Wir sehen die Leitern, die an die Sandhügel angelehnt, von den Bergen ins Flußbett hinunter führen, Sprossen, auf denen rechts wie Ameisen die Menschen nach oben klettern, schwer bepackt mit Säcken über der Schulter, auf denen sie das vermeintliche Gold im Glücksrausch – nur mit entsprechendem Adrenalin lassen sich die Strapazen überhaupt aushalten – nach oben bringen, während wir auf der linken Seite den Zusammenbruch des Systems miterleben, denn die Holzsprossen brechen immer wieder, die Kletterer stürzen in den Sand, der Sand überrieselt sie, das Foto ist gerade gemacht, als diese Leiter brach und man die Verschütteten oben herauskraxeln sieht.

Wie das passieren kann, passieren muß, erkennt man gleich links, denn da ist eine solche Trittleiter neu angelegt, oben findet sie am Sandberg Halt, unten steht sie auf Sand, aber gleich daneben sieht man das ausgehöhlte Tunnelsystem und weiß sofort, auch diese Leiter wird brechen oder abgleiten, aber alles egal, das Streben nach Gold, das ein Streben nach Glück ist, geht vor. Und dann noch auf dem leicht vergilbten Umschlagfoto – das uns automatisch denken läßt, wir sähen eine alte Aufnahmen, eine aus dem 19. Jahrhundert – in dicken goldenen Buchstaben GOLD und darüber in lichtem Weiß SEBASTIAO SALGADO, was sich in viel kleineren Buchstaben unten mit TASCHEN wiederfindet.

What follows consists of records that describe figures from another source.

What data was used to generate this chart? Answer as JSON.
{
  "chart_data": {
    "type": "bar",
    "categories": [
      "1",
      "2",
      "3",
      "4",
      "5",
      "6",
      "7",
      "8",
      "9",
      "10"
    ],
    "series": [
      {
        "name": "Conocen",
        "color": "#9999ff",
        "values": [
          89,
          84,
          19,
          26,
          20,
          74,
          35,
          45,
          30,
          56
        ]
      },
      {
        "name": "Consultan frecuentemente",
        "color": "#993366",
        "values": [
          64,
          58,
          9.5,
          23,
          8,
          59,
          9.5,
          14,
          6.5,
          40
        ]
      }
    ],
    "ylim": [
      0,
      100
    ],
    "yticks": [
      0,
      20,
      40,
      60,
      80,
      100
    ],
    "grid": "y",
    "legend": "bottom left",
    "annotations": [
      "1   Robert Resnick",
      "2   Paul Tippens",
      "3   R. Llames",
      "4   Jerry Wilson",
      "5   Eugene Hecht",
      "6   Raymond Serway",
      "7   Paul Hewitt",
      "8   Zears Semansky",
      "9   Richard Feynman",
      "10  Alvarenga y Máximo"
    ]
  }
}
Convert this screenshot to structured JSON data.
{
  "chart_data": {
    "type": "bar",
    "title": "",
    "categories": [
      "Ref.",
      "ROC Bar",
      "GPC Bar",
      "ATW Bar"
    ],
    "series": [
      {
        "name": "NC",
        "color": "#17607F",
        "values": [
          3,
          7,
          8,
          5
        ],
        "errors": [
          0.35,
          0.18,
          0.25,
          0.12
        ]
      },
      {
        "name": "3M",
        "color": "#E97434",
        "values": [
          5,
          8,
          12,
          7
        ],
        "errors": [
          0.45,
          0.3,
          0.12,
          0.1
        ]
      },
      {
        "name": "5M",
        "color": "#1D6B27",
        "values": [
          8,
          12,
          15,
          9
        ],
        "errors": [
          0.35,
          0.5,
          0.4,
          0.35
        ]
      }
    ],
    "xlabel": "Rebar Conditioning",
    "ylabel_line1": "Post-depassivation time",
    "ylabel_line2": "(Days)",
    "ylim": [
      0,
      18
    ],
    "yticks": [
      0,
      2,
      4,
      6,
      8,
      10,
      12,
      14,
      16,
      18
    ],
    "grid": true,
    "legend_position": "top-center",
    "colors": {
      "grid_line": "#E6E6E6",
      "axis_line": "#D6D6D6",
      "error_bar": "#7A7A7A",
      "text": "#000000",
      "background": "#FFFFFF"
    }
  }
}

Schon diese Gestaltung ist Kunst, aber richtig spannend wird die Abbildung, wenn man die Rückseite dazunimmt. Dann erkennt man nämlich das System der Schürfung, der Goldgewinnung. Auf den Leitern soll es nur hoch mit dem gewonnenen Gold, bzw. dem Gold in den Schlacken gehen, diejenigen, die nach unten streben und auch Goldgräber und Goldwäscher sein wollen, die sieht man links beim Abstieg in die Hölle – tatsächlich stellen sich auf einmal Gedanken an Dante und Vergils Abstieg in die Hölle ein – brav hintereinander, aber so dicht wie auf einer U-Bahntreppe in der Rush-Hour, alles junge dünne, ja dürre Männer, alle in kurzen Hosen, manche mit nacktem Oberkörper,viele mit Sonnenhut oder Kappe, die Gier und die Hoffnung im Blick.

Jetzt sind wir neugierig geworden, wie denn diese Goldgewinnung vor sich geht. Aber da auf der Rückseite links unten die Verlagsangaben in kleinem Kasten zum elektronischen Ablesen stehen, auf denen auch steht: ‚English/Deutsch/ Français‘, lesen wir erst den Text, denn wir wissen, der Salgado ist nicht nur ein Künstler mit der Kamera, sondern auch einer mit Worten. Dennoch schauen wir rasch, wieviel Text vor uns liegt, denn tatsächlich sind wir neugierig geworden auf diesen Ab und Auf der Goldsüchtigen. Das Vorwort auf Deutsch beginnt auf Seite 10, endet auf Seite 15, gut, das Lesen ist also überschaubar und gleich lesen wir auch ‚Paris, 2019‘, was uns sagt, daß wir wirklich ein ganz aktuelles Buch vor uns liegen haben.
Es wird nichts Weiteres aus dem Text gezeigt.